Lorsque le Japon s’ouvre aux influences extérieures en 1868, débutant l’ère Meiji, le pays découvre les musiques occidentales. Celles-ci vont déteindre sur les traditions locales et au fil des années, les chansons vont évoluer. Le style qui en découle est désigné par le terme ryukoka (musique populaire), qui aura son heure de gloire jusqu’au milieu des années 1920 avant d’être en partie remplacé par kayokyoku, toujours utilisé aujourd’hui comme mot générique pour différents courants de la chanson populaire, de l’enka à la j-op.  


En 1923, le grand tremblement de terre qui a détruit complètement Tokyo forme une rupture dans l’histoire du pays. C’est une période de grands changements dans la société, de migrations vers les grandes villes et d’une forte urbanisation. La musique et les divertissements populaires évoluent, délaissant le minyo traditionnel pour s’emparer des rythmes modernes du jazz et du blues. C’est l’époque de la première radiodiffusion (1926), des premiers enregistrements électriques (1928) et de l’établissement de labels de disques qui domineront le marché (Japan Columbia, Japan Victor, Japan Polydor, King Records) et aussi des premiers films parlants (1931). De nouveaux théâtres sont construits, hébergeant revues et vaudeville, tandis qu’apparaissent des salles de bal où des femmes étaient payées pour danser avec les hommes célibataires. Les orchestres y jouaient du tango, de la rumba, des musiques hawaïennes et du jazz, considéré en même temps comme moderne et décadent.


Les chansons en style ryukoka possèdent une structure occidentale, avec des rythmes venant des musiques européennes et américaines, mais la tonalité reste japonaise, parlant d’amour, de perte, de départs et de retrouvailles, tout comme l’enka qui sera son successeur après la Seconde Guerre mondiale.


Shinpei Nakayama est un des premiers compositeurs à écrire des chansons dans ce style, s’inspirant du minyo, suivi par Masao Koga. Une des stars de l’époque est le crooner Ichiro Fujiyama (1911-93) mais il n’est pas le seul. De nombreuses geishas comme Ichimaru et Katsutaro Kouta s’adaptent à l’air du temps et commencent à chanter devant des publics de théâtre, tout en enregistrant des disques. Ces chansons sont souvent considérées comme ayant une mauvaise influence, abordant des thèmes érotiques et décadents, avec une touche de grotesque et de macabre.

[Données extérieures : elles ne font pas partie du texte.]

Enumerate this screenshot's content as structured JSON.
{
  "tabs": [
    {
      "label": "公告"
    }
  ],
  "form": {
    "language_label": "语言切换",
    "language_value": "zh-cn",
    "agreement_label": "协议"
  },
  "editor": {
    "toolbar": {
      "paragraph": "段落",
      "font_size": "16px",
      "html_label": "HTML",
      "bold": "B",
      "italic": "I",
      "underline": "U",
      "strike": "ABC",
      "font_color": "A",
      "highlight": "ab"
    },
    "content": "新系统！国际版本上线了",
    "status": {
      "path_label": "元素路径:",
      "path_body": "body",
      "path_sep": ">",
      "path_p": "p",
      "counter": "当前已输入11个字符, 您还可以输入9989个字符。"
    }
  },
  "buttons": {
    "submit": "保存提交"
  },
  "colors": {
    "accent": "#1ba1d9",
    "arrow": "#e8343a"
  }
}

A partir de l’invasion de la Mandchourie en 1931, les textes deviennent de plus en plus patriotiques. Les ministères de l’Information et de l’Education s’impliquent dans la production des morceaux, censurant les textes et encourageant la propagande. La musique reste un mélange de sonorités japonaises et occidentales mais les fanfares sont particulièrement mises en avant, avec leur ton martial. De nombreux musiciens sont forcés d’écrire des chansons de guerre, surtout après 1941 et l’attaque de Pearl Harbour. Un thème récurrent est celui de la solitude du soldat sur le champ de bataille. Durant la Seconde Guerre mondiale, les salles de bal sont fermées et la musique occidentale est interdite, considérée comme celle de l’ennemi. Le jazz se joue encore mais dans la clandestinité.

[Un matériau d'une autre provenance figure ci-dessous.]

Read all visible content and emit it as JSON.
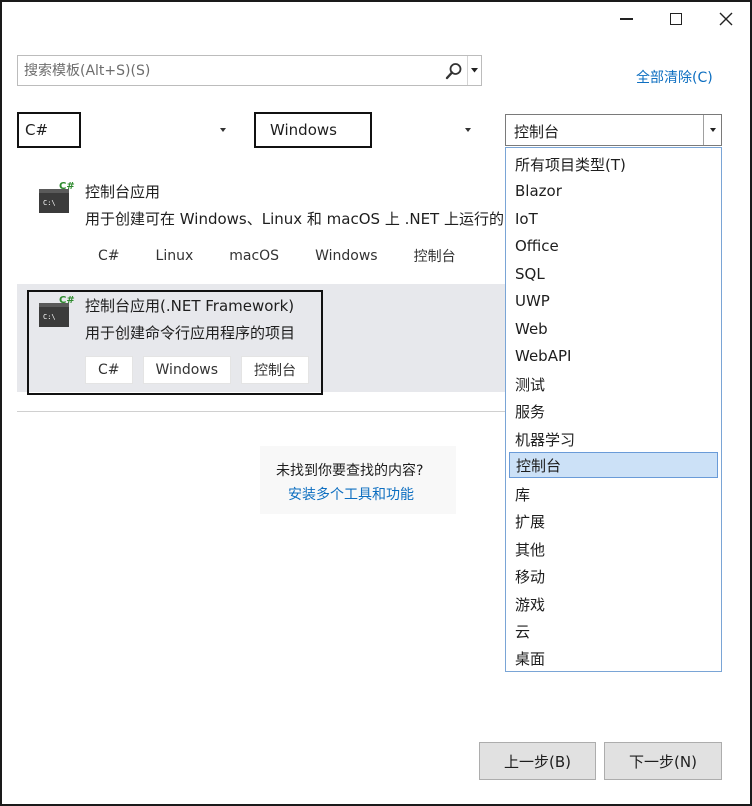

Suite à la défaite et l’occupation du Japon par les troupes américaines, la situation se retourne complètement : la musique militaire est bannie et le jazz reprend une place prédominante. Le boogie-woogie tout particulièrement connaît son heure de gloire avec des compositions de Ryoichi Hattori, « Tokyo Boogie-Woogie » interprété par Shizuko Kasagi ou « Shamisen Boogie-Woogie » chanté par Ichimaru. Hibari Misora, chanteuse qui deviendra très populaire avec l’enka, commence sa carrière en 1949 avec « Kappa Boogie-Woogie ». Le style joyeux de la musique et les paroles positives étaient censées distraire des conditions de vie difficiles. De même, le mambo, le calypso, le cha cha cha et d’autres rythmes considérés comme exotiques deviennent très populaires. « Ringo no uta » de 1945, interprété par Michiko Namiki est un grand hit. Comme dans beaucoup d’autres pays, les années 1950 voient l’émergence du rock’n’roll, et les années 1960, la Beatlemania. Parallèlement, le ryukoka évolue vers un nouveau style, l’enka. (ASDS)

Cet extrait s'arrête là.